Russia and Saudi Arabia, among the world’s top three producers of oil, announced this week that they will extend their daily cuts to production of 300,000 and a million barrels respectively until the end of the year. Oil reacted positively to this news, with Brent pushing up to more than $90 a barrel as of Friday 8 September. Demand in the USA appears to be strong based on this week’s data, particularly the EIA’s figures for stocks:
The EIA’s data show that total stocks of oil in the USA have declined for 10 of the last 12 weeks, with this week’s draw larger than the approximately two million barrels expected. Traders are also monitoring the situation of American production, which has been dropping quite consistently over the last several months:
Bakers Hughes’ rig count shows the lowest number of rigs actively drilling since February 2022, which is significant in the context of lower production from the other two main oil countries at the same time. The USA’s situation is different in that it’s politically expedient for the government to keep the price of fuel down as the presidential election approaches next year, plus the country isn’t an ally of OPEC.

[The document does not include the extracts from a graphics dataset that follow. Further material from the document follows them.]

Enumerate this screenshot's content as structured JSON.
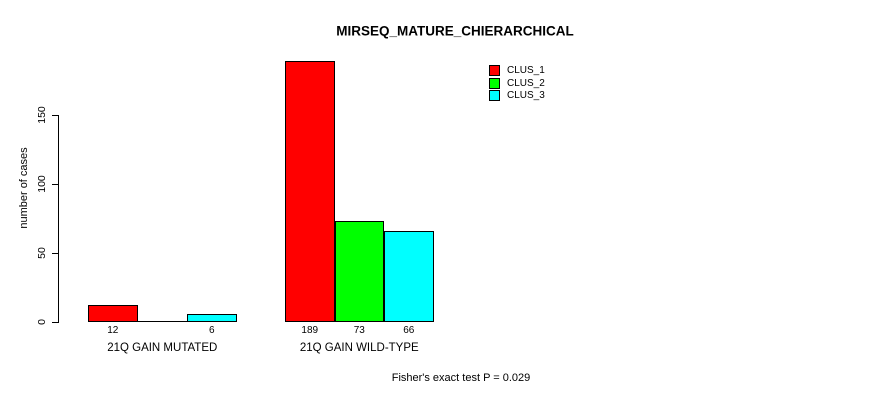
{
  "chart_data": {
    "type": "bar",
    "title": "MIRSEQ_MATURE_CHIERARCHICAL",
    "ylabel": "number of cases",
    "xlabel": "",
    "categories": [
      "21Q GAIN MUTATED",
      "21Q GAIN WILD-TYPE"
    ],
    "series": [
      {
        "name": "CLUS_1",
        "color": "#ff0000",
        "values": [
          12,
          189
        ]
      },
      {
        "name": "CLUS_2",
        "color": "#00ff00",
        "values": [
          0,
          73
        ]
      },
      {
        "name": "CLUS_3",
        "color": "#00ffff",
        "values": [
          6,
          66
        ]
      }
    ],
    "bar_value_labels": [
      [
        "12",
        "",
        "6"
      ],
      [
        "189",
        "73",
        "66"
      ]
    ],
    "y_ticks": [
      "0",
      "50",
      "100",
      "150"
    ],
    "y_tick_values": [
      0,
      50,
      100,
      150
    ],
    "ylim": [
      0,
      199
    ],
    "grid": false,
    "legend_position": "top-right",
    "legend_entries": [
      "CLUS_1",
      "CLUS_2",
      "CLUS_3"
    ],
    "bar_border_color": "#000000",
    "axis_color": "#000000",
    "background": "#ffffff",
    "footnote": "Fisher's exact test P = 0.029"
  }
}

However, political and regulatory factors related to climate goals complicate potential expansion of American drilling. For now, it seems very unlikely that the USA can make up for the shortfall from OPEC+.
Much has been made in the last few quarters of weak growth in China. While the situation is definitely less positive than had been expected around last year’s reopening, there still aren’t signs currently of a major slowdown in the Chinese economy. Industrial production – though weaker than expected – remains clearly positive:
July’s change in industrial production in China was 0.7% less than the consensus, fuelling the narrative of Chinese slowdown. It appears that OPEC+ expected that or at least had plans for what to do if it happened.
Longer term traders are mindful that oil at $90 raises the likelihood of a resurgence in inflation around the world, which would probably lead to further hawkishness from most central banks and exacerbate any potential economic slowdown. OPEC+ knows this too, so will likely continue to ‘walk the tightrope’ between keeping prices high enough to support their economies and, in Russia’s case, war effort on the one hand while trying to avoid entirely or at least avoid exacerbating the potential recession on the other.